Un refus réaffirmé malgré les déclarations américaines

Fin juin 2026, alors qu’un premier round de discussions se tenait en Suisse dans le cadre d’un protocole d’accord signé entre Téhéran et Washington pour mettre fin au conflit, l’Iran avait démenti les propos du vice-président américain JD Vance, qui affirmait que Téhéran avait accepté le retour des inspecteurs de l’AIEA. Le porte-parole du ministère iranien des Affaires étrangères, Esmaeil Baqaei, avait alors déclaré : « Nous n’avons eu aucune rencontre avec le directeur général de l’AIEA, et nous n’avons aucun projet permettant à l’agence d’inspecter les installations nucléaires iraniennes endommagées par l’agression militaire américano-sioniste. » L’ambassadeur iranien auprès de l’ONU, Ali Bahreini, avait de son côté précisé qu’« aucune décision » n’avait été prise en ce sens. Le président Trump avait pourtant affirmé sur les réseaux sociaux que l’Iran avait « pleinement et totalement accepté des inspections nucléaires du plus haut niveau ».

Le chef de l’Organisation iranienne de l’énergie atomique (AEOI), Mohammad Eslami, avait pour sa part conditionné toute inspection à l’établissement préalable, par l’AIEA, d’un cadre clair encadrant les visites de sites endommagés par des frappes militaires. « Tant que cette question n’est pas clarifiée, la pression politique et psychologique (…) visant à réinspecter des installations bombardées (…) est inacceptable et ne recevra pas de réponse », avait-il déclaré.

La résolution 2231, pomme de discorde juridique

Sur le plan juridique, l’Iran considère que la résolution 2231, adoptée le 20 juillet 2015 par le Conseil de sécurité pour entériner l’accord sur le nucléaire iranien (JCPOA), a expiré le 18 octobre 2025, conformément à ses propres termes, et qu’elle a donc « cessé d’avoir tout effet juridique ou mandat opérationnel », selon les mots de l’ambassadeur iranien à l’ONU Amir-Saeid Iravani. Cette position est partagée par la Russie et la Chine, qui avaient conjointement affirmé, dans une lettre adressée au Conseil de sécurité, qu’aucune décision valide n’avait été adoptée pour rétablir les sanctions antérieures.
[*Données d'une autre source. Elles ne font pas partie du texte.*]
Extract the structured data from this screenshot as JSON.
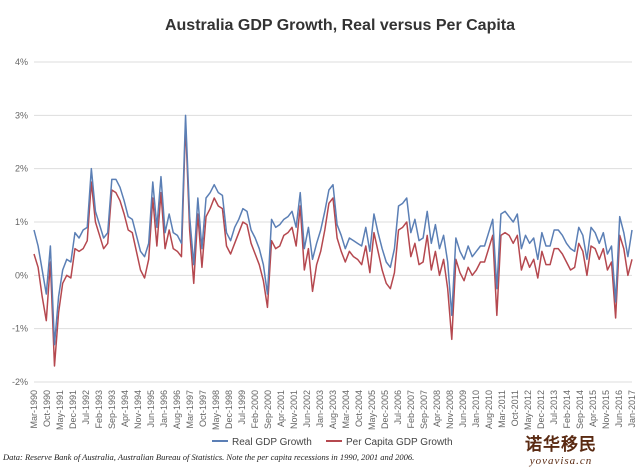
{
  "chart_data": {
    "type": "line",
    "title": "Australia GDP Growth, Real versus Per Capita",
    "ylim": [
      -2,
      4
    ],
    "yticks": [
      -2,
      -1,
      0,
      1,
      2,
      3,
      4
    ],
    "ytick_labels": [
      "-2%",
      "-1%",
      "0%",
      "1%",
      "2%",
      "3%",
      "4%"
    ],
    "x_start": "Mar-1990",
    "x_labels": [
      "Mar-1990",
      "Oct-1990",
      "May-1991",
      "Dec-1991",
      "Jul-1992",
      "Feb-1993",
      "Sep-1993",
      "Apr-1994",
      "Nov-1994",
      "Jun-1995",
      "Jan-1996",
      "Aug-1996",
      "Mar-1997",
      "Oct-1997",
      "May-1998",
      "Dec-1998",
      "Jul-1999",
      "Feb-2000",
      "Sep-2000",
      "Apr-2001",
      "Nov-2001",
      "Jun-2002",
      "Jan-2003",
      "Aug-2003",
      "Mar-2004",
      "Oct-2004",
      "May-2005",
      "Dec-2005",
      "Jul-2006",
      "Feb-2007",
      "Sep-2007",
      "Apr-2008",
      "Nov-2008",
      "Jun-2009",
      "Jan-2010",
      "Aug-2010",
      "Mar-2011",
      "Oct-2011",
      "May-2012",
      "Dec-2012",
      "Jul-2013",
      "Feb-2014",
      "Sep-2014",
      "Apr-2015",
      "Nov-2015",
      "Jun-2016",
      "Jan-2017"
    ],
    "legend_position": "bottom",
    "series": [
      {
        "name": "Real GDP Growth",
        "color": "#5b7fb5",
        "values": [
          0.85,
          0.55,
          0.1,
          -0.35,
          0.55,
          -1.3,
          -0.4,
          0.1,
          0.3,
          0.25,
          0.8,
          0.7,
          0.85,
          0.9,
          2.0,
          1.2,
          0.95,
          0.7,
          0.8,
          1.8,
          1.8,
          1.65,
          1.4,
          1.1,
          1.05,
          0.75,
          0.45,
          0.35,
          0.6,
          1.75,
          0.9,
          1.85,
          0.8,
          1.15,
          0.8,
          0.75,
          0.6,
          3.0,
          1.1,
          0.2,
          1.45,
          0.5,
          1.45,
          1.55,
          1.7,
          1.55,
          1.5,
          0.8,
          0.65,
          0.9,
          1.05,
          1.25,
          1.2,
          0.85,
          0.7,
          0.5,
          0.2,
          -0.35,
          1.05,
          0.9,
          0.95,
          1.05,
          1.1,
          1.2,
          0.9,
          1.55,
          0.5,
          0.9,
          0.3,
          0.6,
          0.85,
          1.2,
          1.6,
          1.7,
          0.95,
          0.75,
          0.5,
          0.7,
          0.65,
          0.6,
          0.55,
          0.9,
          0.45,
          1.15,
          0.8,
          0.5,
          0.25,
          0.15,
          0.5,
          1.3,
          1.35,
          1.45,
          0.8,
          1.05,
          0.65,
          0.7,
          1.2,
          0.6,
          0.95,
          0.5,
          0.75,
          0.25,
          -0.75,
          0.7,
          0.45,
          0.3,
          0.55,
          0.35,
          0.45,
          0.55,
          0.55,
          0.8,
          1.05,
          -0.25,
          1.15,
          1.2,
          1.1,
          1.0,
          1.15,
          0.5,
          0.75,
          0.6,
          0.7,
          0.3,
          0.8,
          0.55,
          0.55,
          0.85,
          0.85,
          0.75,
          0.6,
          0.5,
          0.45,
          0.9,
          0.75,
          0.3,
          0.9,
          0.8,
          0.6,
          0.8,
          0.4,
          0.55,
          -0.5,
          1.1,
          0.8,
          0.35,
          0.85
        ]
      },
      {
        "name": "Per Capita GDP Growth",
        "color": "#b5484f",
        "values": [
          0.4,
          0.15,
          -0.4,
          -0.85,
          0.25,
          -1.7,
          -0.7,
          -0.15,
          0.0,
          -0.05,
          0.5,
          0.45,
          0.5,
          0.65,
          1.75,
          1.0,
          0.75,
          0.5,
          0.6,
          1.6,
          1.55,
          1.4,
          1.15,
          0.85,
          0.8,
          0.45,
          0.1,
          -0.05,
          0.3,
          1.45,
          0.55,
          1.55,
          0.5,
          0.85,
          0.5,
          0.45,
          0.35,
          2.85,
          0.85,
          -0.15,
          1.15,
          0.15,
          1.1,
          1.25,
          1.45,
          1.3,
          1.25,
          0.55,
          0.4,
          0.6,
          0.8,
          1.0,
          0.95,
          0.6,
          0.4,
          0.2,
          -0.1,
          -0.6,
          0.65,
          0.5,
          0.55,
          0.75,
          0.8,
          0.9,
          0.55,
          1.3,
          0.1,
          0.5,
          -0.3,
          0.2,
          0.45,
          0.85,
          1.35,
          1.45,
          0.7,
          0.45,
          0.25,
          0.45,
          0.35,
          0.3,
          0.2,
          0.55,
          0.05,
          0.8,
          0.45,
          0.1,
          -0.15,
          -0.25,
          0.05,
          0.85,
          0.9,
          1.0,
          0.35,
          0.6,
          0.2,
          0.25,
          0.75,
          0.1,
          0.45,
          0.0,
          0.3,
          -0.25,
          -1.2,
          0.3,
          0.05,
          -0.1,
          0.15,
          0.0,
          0.1,
          0.25,
          0.25,
          0.5,
          0.75,
          -0.75,
          0.75,
          0.8,
          0.75,
          0.6,
          0.75,
          0.1,
          0.35,
          0.15,
          0.3,
          -0.05,
          0.45,
          0.2,
          0.2,
          0.5,
          0.5,
          0.4,
          0.25,
          0.1,
          0.15,
          0.6,
          0.45,
          0.0,
          0.55,
          0.5,
          0.3,
          0.5,
          0.1,
          0.25,
          -0.8,
          0.75,
          0.5,
          0.0,
          0.3
        ]
      }
    ]
  },
  "source_note": "Data: Reserve Bank of Australia, Australian Bureau of Statistics. Note the per capita recessions in 1990, 2001 and 2006.",
  "watermark": {
    "chinese": "诺华移民",
    "english": "yovavisa.cn"
  }
}
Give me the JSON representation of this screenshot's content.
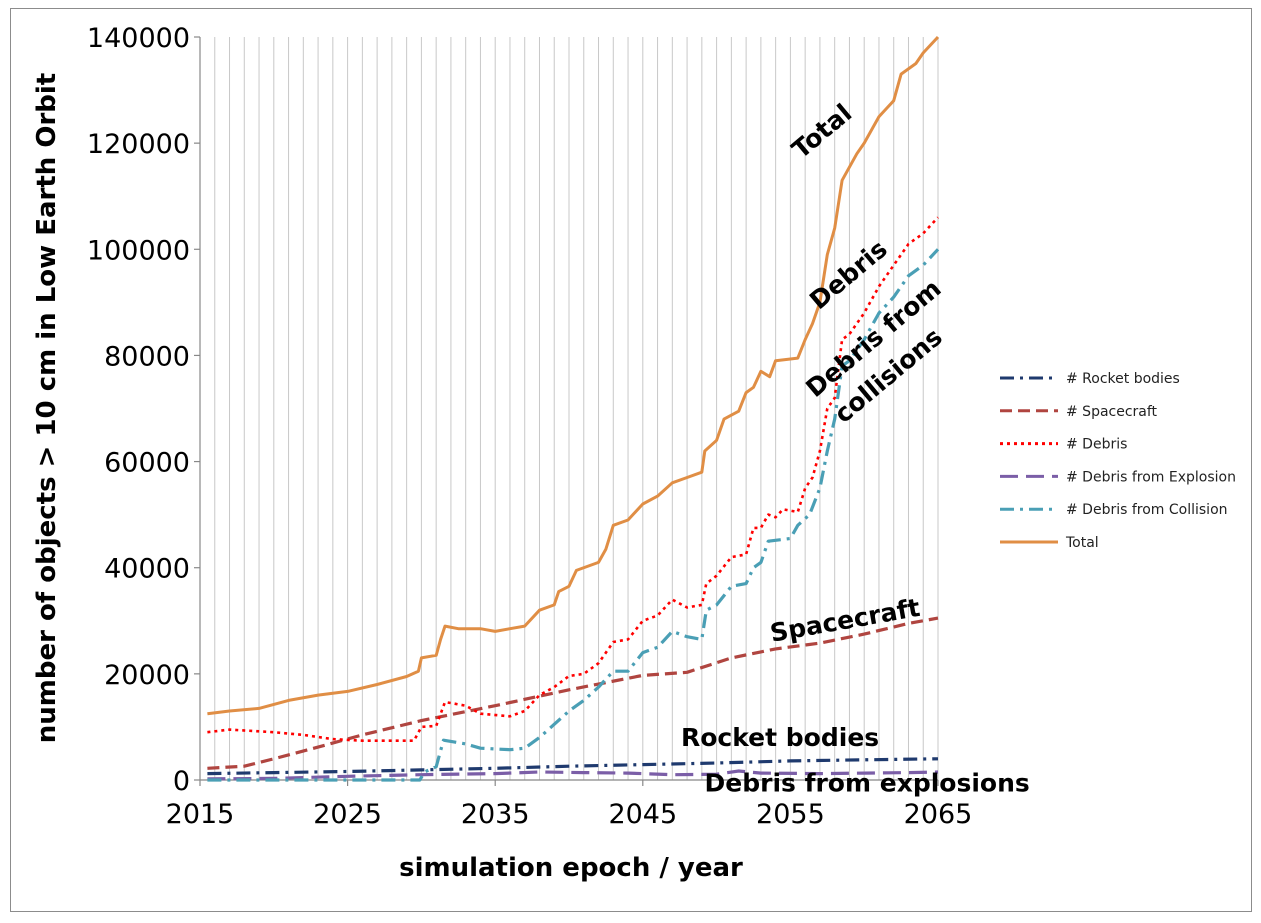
{
  "chart_data": {
    "type": "line",
    "xlabel": "simulation epoch /  year",
    "ylabel": "number of objects > 10 cm in Low Earth Orbit",
    "xlim": [
      2015,
      2065
    ],
    "ylim": [
      0,
      140000
    ],
    "xticks": [
      2015,
      2025,
      2035,
      2045,
      2055,
      2065
    ],
    "yticks": [
      0,
      20000,
      40000,
      60000,
      80000,
      100000,
      120000,
      140000
    ],
    "grid": "vertical",
    "legend_position": "right",
    "series": [
      {
        "name": "# Rocket bodies",
        "color": "#1f3a6e",
        "dash": "dash-dot",
        "points": [
          [
            2015.5,
            1200
          ],
          [
            2020,
            1400
          ],
          [
            2025,
            1600
          ],
          [
            2030,
            1900
          ],
          [
            2035,
            2200
          ],
          [
            2040,
            2600
          ],
          [
            2045,
            2900
          ],
          [
            2050,
            3200
          ],
          [
            2055,
            3600
          ],
          [
            2060,
            3800
          ],
          [
            2065,
            4000
          ]
        ]
      },
      {
        "name": "# Spacecraft",
        "color": "#b04540",
        "dash": "dash",
        "points": [
          [
            2015.5,
            2200
          ],
          [
            2018,
            2600
          ],
          [
            2020,
            4000
          ],
          [
            2023,
            6200
          ],
          [
            2026,
            8500
          ],
          [
            2030,
            11200
          ],
          [
            2035,
            14000
          ],
          [
            2040,
            17000
          ],
          [
            2045,
            19700
          ],
          [
            2048,
            20300
          ],
          [
            2051,
            23000
          ],
          [
            2054,
            24700
          ],
          [
            2057,
            25800
          ],
          [
            2060,
            27500
          ],
          [
            2063,
            29500
          ],
          [
            2065,
            30500
          ]
        ]
      },
      {
        "name": "# Debris",
        "color": "#ff0000",
        "dash": "dot",
        "points": [
          [
            2015.5,
            9000
          ],
          [
            2017,
            9500
          ],
          [
            2020,
            9000
          ],
          [
            2022,
            8500
          ],
          [
            2024,
            7700
          ],
          [
            2026,
            7400
          ],
          [
            2029.5,
            7400
          ],
          [
            2030,
            10000
          ],
          [
            2031,
            10200
          ],
          [
            2031.6,
            14700
          ],
          [
            2033,
            14000
          ],
          [
            2034,
            12500
          ],
          [
            2036,
            12000
          ],
          [
            2037,
            13000
          ],
          [
            2038,
            16000
          ],
          [
            2039,
            17500
          ],
          [
            2040,
            19600
          ],
          [
            2041,
            20000
          ],
          [
            2042,
            22000
          ],
          [
            2043,
            26000
          ],
          [
            2044,
            26500
          ],
          [
            2045,
            30000
          ],
          [
            2046,
            31000
          ],
          [
            2047,
            34000
          ],
          [
            2048,
            32500
          ],
          [
            2049,
            33000
          ],
          [
            2049.3,
            37000
          ],
          [
            2050,
            38500
          ],
          [
            2051,
            42000
          ],
          [
            2052,
            42500
          ],
          [
            2052.5,
            47500
          ],
          [
            2053,
            47500
          ],
          [
            2053.5,
            50000
          ],
          [
            2054,
            49500
          ],
          [
            2054.5,
            51000
          ],
          [
            2055.5,
            50500
          ],
          [
            2056,
            55000
          ],
          [
            2056.5,
            57000
          ],
          [
            2057,
            62000
          ],
          [
            2057.5,
            70000
          ],
          [
            2058,
            72000
          ],
          [
            2058.5,
            83000
          ],
          [
            2059,
            84000
          ],
          [
            2060,
            88000
          ],
          [
            2061,
            93000
          ],
          [
            2062,
            97000
          ],
          [
            2063,
            101000
          ],
          [
            2064,
            103000
          ],
          [
            2065,
            106000
          ]
        ]
      },
      {
        "name": "# Debris from Explosion",
        "color": "#7b5ea7",
        "dash": "longdash",
        "points": [
          [
            2015.5,
            200
          ],
          [
            2020,
            300
          ],
          [
            2025,
            700
          ],
          [
            2030,
            1000
          ],
          [
            2035,
            1200
          ],
          [
            2038,
            1500
          ],
          [
            2041,
            1400
          ],
          [
            2044,
            1300
          ],
          [
            2047,
            1000
          ],
          [
            2050,
            1100
          ],
          [
            2051.5,
            1700
          ],
          [
            2053,
            1300
          ],
          [
            2057,
            1200
          ],
          [
            2060,
            1300
          ],
          [
            2063,
            1400
          ],
          [
            2065,
            1500
          ]
        ]
      },
      {
        "name": "# Debris from Collision",
        "color": "#4a9fb5",
        "dash": "dash-dot",
        "points": [
          [
            2015.5,
            0
          ],
          [
            2024,
            0
          ],
          [
            2029.9,
            0
          ],
          [
            2030.2,
            1500
          ],
          [
            2031,
            2500
          ],
          [
            2031.5,
            7500
          ],
          [
            2033,
            6800
          ],
          [
            2034,
            6000
          ],
          [
            2036,
            5700
          ],
          [
            2037,
            6000
          ],
          [
            2038,
            8000
          ],
          [
            2039,
            10500
          ],
          [
            2040,
            13000
          ],
          [
            2041,
            15000
          ],
          [
            2042,
            17500
          ],
          [
            2043,
            20500
          ],
          [
            2044,
            20500
          ],
          [
            2045,
            24000
          ],
          [
            2046,
            25000
          ],
          [
            2047,
            28000
          ],
          [
            2048,
            27000
          ],
          [
            2049,
            26500
          ],
          [
            2049.3,
            32000
          ],
          [
            2050,
            33000
          ],
          [
            2051,
            36500
          ],
          [
            2052,
            37000
          ],
          [
            2052.5,
            40000
          ],
          [
            2053,
            41000
          ],
          [
            2053.5,
            45000
          ],
          [
            2055,
            45500
          ],
          [
            2055.5,
            48000
          ],
          [
            2056.3,
            50000
          ],
          [
            2057,
            55000
          ],
          [
            2057.5,
            62000
          ],
          [
            2058,
            68000
          ],
          [
            2058.5,
            78000
          ],
          [
            2059,
            79000
          ],
          [
            2060,
            83000
          ],
          [
            2061,
            88000
          ],
          [
            2062,
            91000
          ],
          [
            2063,
            95000
          ],
          [
            2064,
            97000
          ],
          [
            2065,
            100000
          ]
        ]
      },
      {
        "name": "Total",
        "color": "#e08e45",
        "dash": "solid",
        "points": [
          [
            2015.5,
            12500
          ],
          [
            2017,
            13000
          ],
          [
            2019,
            13500
          ],
          [
            2021,
            15000
          ],
          [
            2023,
            16000
          ],
          [
            2025,
            16700
          ],
          [
            2027,
            18000
          ],
          [
            2029,
            19500
          ],
          [
            2029.8,
            20500
          ],
          [
            2030,
            23000
          ],
          [
            2031,
            23500
          ],
          [
            2031.3,
            26500
          ],
          [
            2031.6,
            29000
          ],
          [
            2032.5,
            28500
          ],
          [
            2034,
            28500
          ],
          [
            2035,
            28000
          ],
          [
            2036,
            28500
          ],
          [
            2037,
            29000
          ],
          [
            2038,
            32000
          ],
          [
            2039,
            33000
          ],
          [
            2039.3,
            35500
          ],
          [
            2040,
            36500
          ],
          [
            2040.5,
            39500
          ],
          [
            2042,
            41000
          ],
          [
            2042.5,
            43500
          ],
          [
            2043,
            48000
          ],
          [
            2044,
            49000
          ],
          [
            2045,
            52000
          ],
          [
            2046,
            53500
          ],
          [
            2047,
            56000
          ],
          [
            2048,
            57000
          ],
          [
            2049,
            58000
          ],
          [
            2049.2,
            62000
          ],
          [
            2050,
            64000
          ],
          [
            2050.5,
            68000
          ],
          [
            2051.5,
            69500
          ],
          [
            2052,
            73000
          ],
          [
            2052.5,
            74000
          ],
          [
            2053,
            77000
          ],
          [
            2053.6,
            76000
          ],
          [
            2054,
            79000
          ],
          [
            2055.5,
            79500
          ],
          [
            2056,
            83000
          ],
          [
            2056.5,
            86000
          ],
          [
            2057,
            90000
          ],
          [
            2057.5,
            99000
          ],
          [
            2058,
            104000
          ],
          [
            2058.5,
            113000
          ],
          [
            2059.5,
            118000
          ],
          [
            2060,
            120000
          ],
          [
            2061,
            125000
          ],
          [
            2062,
            128000
          ],
          [
            2062.5,
            133000
          ],
          [
            2063.5,
            135000
          ],
          [
            2064,
            137000
          ],
          [
            2065,
            140000
          ]
        ]
      }
    ],
    "annotations": [
      {
        "text": "Total",
        "x": 2057.5,
        "y": 121000,
        "rotate": -40
      },
      {
        "text": "Debris",
        "x": 2059.3,
        "y": 94000,
        "rotate": -40
      },
      {
        "text": "Debris from",
        "x": 2061.0,
        "y": 82000,
        "rotate": -40
      },
      {
        "text": "collisions",
        "x": 2062.0,
        "y": 75000,
        "rotate": -40
      },
      {
        "text": "Spacecraft",
        "x": 2058.8,
        "y": 28500,
        "rotate": -10
      },
      {
        "text": "Rocket bodies",
        "x": 2054.3,
        "y": 6400,
        "rotate": 0
      },
      {
        "text": "Debris from explosions",
        "x": 2060.2,
        "y": -2200,
        "rotate": 0
      }
    ]
  }
}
À l’inverse, la France, le Royaume-Uni et l’Allemagne (le « E3 »), qui avaient déclenché en août 2025 le mécanisme de « snapback » prévu par l’accord pour réimposer les sanctions de l’ONU contre l’Iran, estiment que ce déclenchement était valide sur le plan juridique et que seuls certains paragraphes de la résolution 2231 relatifs à la suspension des sanctions ont expiré. Selon cette lecture, l’ensemble des mesures de sanctions onusiennes antérieures a été réactivé.

Une AIEA toujours privée d’accès

Selon le dernier rapport de l’AIEA, daté du 4 juin 2026, l’agence demeure largement incapable de vérifier le respect par l’Iran de son accord de garanties au titre du Traité de non-prolifération nucléaire (TNP), ni ses engagements liés au JCPOA. Depuis les frappes israélo-américaines de juin 2025, l’AIEA n’a pu accéder à aucune des installations nucléaires endommagées, y compris les sites les plus sensibles en matière de prolifération que sont Fordow, Natanz et Isfahan. L’agence avait continué d’inspecter les installations iraniennes déclarées non touchées jusqu’à une seconde vague de frappes américano-israéliennes débutée en février 2026, après laquelle toute vérification a cessé.